A: "Nim is not python, it is a different language, not all things implemented there are good, so we don't implement everything"

So this is not "against python" it is against specific attitude towards nim where people think it should be a python clone instead of a separate language

Given I used to be a python dev myself before I picked up nim and since then have helped out a fair bit of python-folks picking up nim, I'm not sure what that's based on.

The fact that nim doesn't have exactly the same stdlib defined as python (though there's a package for that)? That Araq has said that nim isn't a variation of python?

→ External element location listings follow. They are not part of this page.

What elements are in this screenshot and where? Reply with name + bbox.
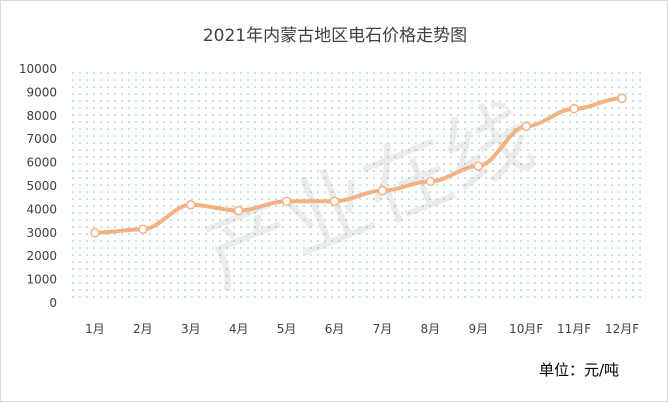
data-point bbox=[473, 161, 484, 171]
data-point bbox=[186, 199, 196, 210]
x-tick-label: 6月 bbox=[325, 322, 345, 336]
y-tick-label: 3000 bbox=[26, 226, 57, 240]
y-tick-label: 0 bbox=[49, 296, 57, 310]
chart-title: 2021年内蒙古地区电石价格走势图 bbox=[203, 26, 467, 46]
data-point bbox=[425, 176, 436, 187]
x-tick-label: 12月F bbox=[605, 322, 639, 336]
y-tick-label: 9000 bbox=[26, 85, 57, 99]
x-tick-label: 1月 bbox=[85, 322, 105, 336]
data-point bbox=[90, 228, 100, 238]
data-point bbox=[521, 121, 531, 132]
y-tick-label: 8000 bbox=[26, 109, 57, 123]
data-point bbox=[569, 104, 579, 114]
x-tick-label: 2月 bbox=[133, 322, 153, 336]
data-point bbox=[233, 205, 244, 216]
y-tick-label: 7000 bbox=[26, 132, 57, 146]
y-tick-label: 6000 bbox=[26, 156, 57, 170]
data-point bbox=[617, 93, 627, 103]
x-tick-label: 8月 bbox=[421, 322, 441, 336]
y-tick-label: 2000 bbox=[26, 249, 57, 263]
y-tick-label: 10000 bbox=[19, 62, 57, 76]
plot-area bbox=[71, 69, 646, 303]
data-point bbox=[281, 196, 292, 206]
unit-label: 单位：元/吨 bbox=[539, 361, 619, 379]
x-tick-label: 3月 bbox=[181, 322, 201, 336]
x-tick-label: 5月 bbox=[277, 322, 297, 336]
data-point bbox=[377, 185, 388, 196]
x-tick-label: 4月 bbox=[229, 322, 249, 336]
x-tick-label: 7月 bbox=[373, 322, 393, 336]
y-tick-label: 4000 bbox=[26, 202, 57, 216]
y-tick-label: 1000 bbox=[26, 273, 57, 287]
data-point bbox=[329, 196, 340, 206]
y-axis: 0 1000 2000 3000 4000 5000 6000 7000 8000 9000 100… bbox=[19, 62, 57, 310]
x-tick-label: 9月 bbox=[468, 322, 488, 336]
data-point bbox=[138, 224, 148, 235]
series-markers bbox=[90, 93, 627, 238]
x-tick-label: 11月F bbox=[557, 322, 591, 336]
x-tick-label: 10月F bbox=[509, 322, 543, 336]
x-axis: 1月 2月 3月 4月 5月 6月 7月 8月 9月 10月F 11月F 12月F bbox=[85, 322, 639, 336]
y-tick-label: 5000 bbox=[26, 179, 57, 193]
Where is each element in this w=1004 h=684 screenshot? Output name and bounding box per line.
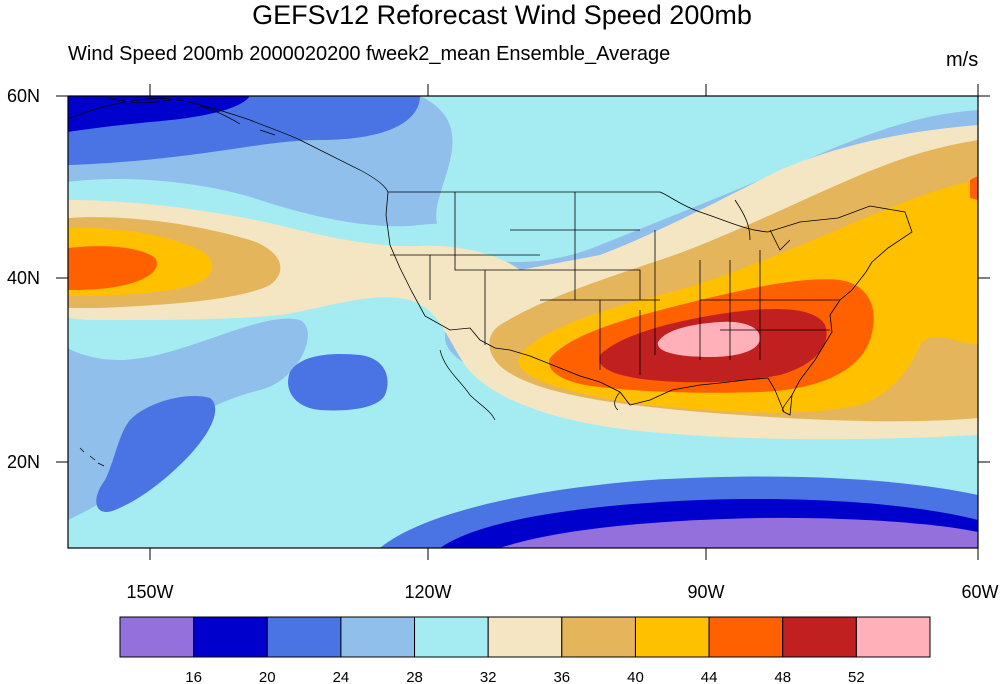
x-tick-label: 150W (126, 582, 173, 602)
colorbar-label: 48 (774, 669, 791, 684)
y-tick-label: 60N (7, 86, 40, 106)
colorbar: 16 20 24 28 32 36 40 44 48 52 (119, 616, 931, 684)
blue-patch-2 (96, 396, 216, 512)
chart-subtitle: Wind Speed 200mb 2000020200 fweek2_mean … (68, 43, 671, 65)
x-tick-label: 120W (404, 582, 451, 602)
colorbar-swatch (266, 616, 342, 658)
band-32-36-north (420, 96, 978, 263)
axis-ticks (56, 84, 990, 560)
colorbar-label: 44 (701, 669, 718, 684)
band-20-24-north (68, 96, 250, 132)
colorbar-swatch (340, 616, 416, 658)
colorbar-swatch (782, 616, 857, 658)
y-tick-label: 40N (7, 268, 40, 288)
colorbar-swatch (487, 616, 563, 658)
colorbar-label: 32 (480, 669, 497, 684)
colorbar-label: 52 (848, 669, 865, 684)
colorbar-swatch (634, 616, 710, 658)
x-tick-label: 90W (687, 582, 724, 602)
colorbar-label: 24 (333, 669, 350, 684)
colorbar-label: 20 (259, 669, 276, 684)
y-tick-labels: 60N 40N 20N (7, 86, 40, 472)
map-frame (67, 95, 979, 549)
colorbar-swatch (119, 616, 195, 658)
units-label: m/s (946, 49, 979, 71)
colorbar-label: 16 (185, 669, 202, 684)
colorbar-swatch (708, 616, 784, 658)
colorbar-swatch (193, 616, 268, 658)
colorbar-label: 28 (406, 669, 423, 684)
colorbar-label: 40 (627, 669, 644, 684)
colorbar-swatch (414, 616, 489, 658)
chart-title: GEFSv12 Reforecast Wind Speed 200mb (252, 0, 752, 30)
band-56-plus (657, 321, 761, 357)
colorbar-swatch (561, 616, 636, 658)
us-state-borders (385, 191, 913, 416)
colorbar-swatch (855, 616, 931, 658)
x-tick-label: 60W (961, 582, 998, 602)
blue-patch-1 (288, 353, 388, 411)
coastlines (69, 97, 793, 467)
y-tick-label: 20N (7, 452, 40, 472)
x-tick-labels: 150W 120W 90W 60W (126, 582, 998, 602)
band-16-20-south (500, 517, 978, 548)
colorbar-label: 36 (553, 669, 570, 684)
wind-speed-field (68, 96, 978, 548)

No one is against Python developers, you're clearly exaggerating, I would ask for a source but we both know it doesn't exist. What people try to convey the whole time to people coming from python, which I was years ago, is that nim is not compiled python. It's a totally different language. I am sorry that message sometimes gets lost in translation but I don't know what would be clearer than this recent thread.

https://forum.nim-lang.org/t/9737

There's my problem with nim. I was really excited about it two years ago and tried to get into it. Unfortunately I found the community not very welcoming. All the issues I had, had been raised before and dismissed.

I've since switched to Rust. The syntax isn't quite as nice but it's outweighed by the fact that the community is great and the memory safety is a game changer!

My problem with rust, is that community is overzealous to promote their language, even in the cost of spreading lies and misinformation and harassment. I was routinely attacked by anonymous accounts. The common thing they say is people using other language than rust are dumb. A few weeks ago some people joined the nim discord and besides promoting rust, they started name calling. I stay miles away from rust, it has by far the worst community. It's shameful.